Concerted local opposition to a proposal to begin open cast limestone mining on the headland above a picturesque Co Antrim village is continuing.
The company is continuing its fight to gain permission, but has this month been forced into scaling-down its plans.
Omya UK's proposal to begin open cast limestone mining on the headland above the village prompted NI Environment Minister Arlene Foster to order an enquiry.
Opinion is split sharply on Omya's bid to re-open the Parishagh quarry and begin a 30-year open-cast extraction operation.
While East Antrim DUP MP Sammy Wilson backed the multi-national company's assertion that the proposal would secure employment, a number of villagers formed an action group and lobbied strongly against the major planning application.
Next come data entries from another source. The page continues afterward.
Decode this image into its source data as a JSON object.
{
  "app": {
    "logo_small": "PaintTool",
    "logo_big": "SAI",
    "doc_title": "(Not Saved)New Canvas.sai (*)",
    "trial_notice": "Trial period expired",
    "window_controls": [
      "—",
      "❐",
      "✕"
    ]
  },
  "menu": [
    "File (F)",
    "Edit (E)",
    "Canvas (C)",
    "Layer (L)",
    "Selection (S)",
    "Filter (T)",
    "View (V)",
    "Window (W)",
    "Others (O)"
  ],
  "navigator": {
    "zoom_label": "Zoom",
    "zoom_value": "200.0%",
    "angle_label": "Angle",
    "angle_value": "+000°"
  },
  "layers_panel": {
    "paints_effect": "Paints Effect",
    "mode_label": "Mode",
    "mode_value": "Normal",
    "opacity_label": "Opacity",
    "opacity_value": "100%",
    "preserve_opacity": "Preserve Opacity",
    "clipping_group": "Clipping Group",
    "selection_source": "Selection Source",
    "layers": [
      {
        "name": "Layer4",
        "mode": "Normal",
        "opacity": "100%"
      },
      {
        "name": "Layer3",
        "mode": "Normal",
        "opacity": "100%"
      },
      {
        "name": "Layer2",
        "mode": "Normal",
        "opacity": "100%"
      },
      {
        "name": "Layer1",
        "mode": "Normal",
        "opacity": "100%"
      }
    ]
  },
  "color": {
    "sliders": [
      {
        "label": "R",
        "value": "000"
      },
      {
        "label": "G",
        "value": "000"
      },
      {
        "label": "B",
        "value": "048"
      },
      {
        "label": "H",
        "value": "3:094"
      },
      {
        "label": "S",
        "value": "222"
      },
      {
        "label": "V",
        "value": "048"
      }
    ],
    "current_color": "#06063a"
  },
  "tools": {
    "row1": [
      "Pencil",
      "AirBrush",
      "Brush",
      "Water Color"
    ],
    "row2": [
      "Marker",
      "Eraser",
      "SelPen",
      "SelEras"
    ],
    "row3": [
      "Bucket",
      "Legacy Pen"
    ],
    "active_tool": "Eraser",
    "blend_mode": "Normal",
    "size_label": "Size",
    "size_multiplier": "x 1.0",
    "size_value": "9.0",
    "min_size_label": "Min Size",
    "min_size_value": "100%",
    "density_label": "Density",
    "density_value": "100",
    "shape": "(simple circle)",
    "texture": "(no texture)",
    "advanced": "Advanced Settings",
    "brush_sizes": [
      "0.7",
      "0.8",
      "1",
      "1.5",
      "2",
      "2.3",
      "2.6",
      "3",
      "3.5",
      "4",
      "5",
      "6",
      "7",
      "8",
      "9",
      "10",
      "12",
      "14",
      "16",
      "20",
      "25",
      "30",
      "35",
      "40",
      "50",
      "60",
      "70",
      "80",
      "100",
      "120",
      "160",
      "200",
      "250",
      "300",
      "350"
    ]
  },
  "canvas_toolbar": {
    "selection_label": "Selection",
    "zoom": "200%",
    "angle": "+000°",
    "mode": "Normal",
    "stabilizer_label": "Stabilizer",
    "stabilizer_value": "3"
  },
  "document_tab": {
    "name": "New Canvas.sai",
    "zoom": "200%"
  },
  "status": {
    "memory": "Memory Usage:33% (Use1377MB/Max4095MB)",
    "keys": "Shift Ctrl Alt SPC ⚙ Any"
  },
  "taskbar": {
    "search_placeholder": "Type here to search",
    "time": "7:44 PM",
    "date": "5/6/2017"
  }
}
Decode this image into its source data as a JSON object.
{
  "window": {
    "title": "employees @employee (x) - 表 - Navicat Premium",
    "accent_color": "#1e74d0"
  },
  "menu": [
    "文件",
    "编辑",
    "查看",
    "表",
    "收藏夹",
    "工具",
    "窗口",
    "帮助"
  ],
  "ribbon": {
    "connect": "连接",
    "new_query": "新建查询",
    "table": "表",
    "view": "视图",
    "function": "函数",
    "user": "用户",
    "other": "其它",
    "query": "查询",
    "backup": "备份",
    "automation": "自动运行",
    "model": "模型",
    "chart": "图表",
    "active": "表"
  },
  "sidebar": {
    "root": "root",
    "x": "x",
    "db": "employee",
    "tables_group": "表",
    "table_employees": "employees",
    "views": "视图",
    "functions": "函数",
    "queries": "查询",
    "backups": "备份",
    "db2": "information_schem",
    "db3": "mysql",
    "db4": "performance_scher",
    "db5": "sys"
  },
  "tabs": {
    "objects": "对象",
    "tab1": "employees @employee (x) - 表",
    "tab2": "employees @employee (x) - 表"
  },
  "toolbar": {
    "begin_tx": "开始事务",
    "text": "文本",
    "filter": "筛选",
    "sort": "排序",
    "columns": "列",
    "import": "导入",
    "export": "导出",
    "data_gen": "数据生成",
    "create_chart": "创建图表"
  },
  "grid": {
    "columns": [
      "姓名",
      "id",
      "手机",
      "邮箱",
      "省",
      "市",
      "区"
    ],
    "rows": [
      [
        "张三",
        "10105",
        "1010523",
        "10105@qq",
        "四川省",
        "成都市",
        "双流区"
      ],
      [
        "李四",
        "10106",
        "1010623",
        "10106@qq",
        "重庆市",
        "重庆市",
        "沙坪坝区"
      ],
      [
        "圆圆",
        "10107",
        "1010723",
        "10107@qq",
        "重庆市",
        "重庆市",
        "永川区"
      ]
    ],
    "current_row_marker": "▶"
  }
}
Generations of Glenarm folk have lived with the environmental side-effects of quarrying since 1900, but some in the village expressed fears about the visual impact of the planned works and the knock-on effect for Glenarm's potential as a tourism hotspot on the Antrim Coast Road and at the foot of the first of the Glens of Antrim.
Objectors are sceptical of the company's claims that the workings on the headland above Glenarm Castle would be landscaped and restored.
The application for full planning permission seeks the consolidation of Omya’s existing permissions and a tunnel connecting the plant works in the Demesne quarry with the extension at Parishagh, which has not been worked since the 1960s.
The application, which was lodged in February 2005, refers to restoration of both quarries to agriculture and conservation habitats.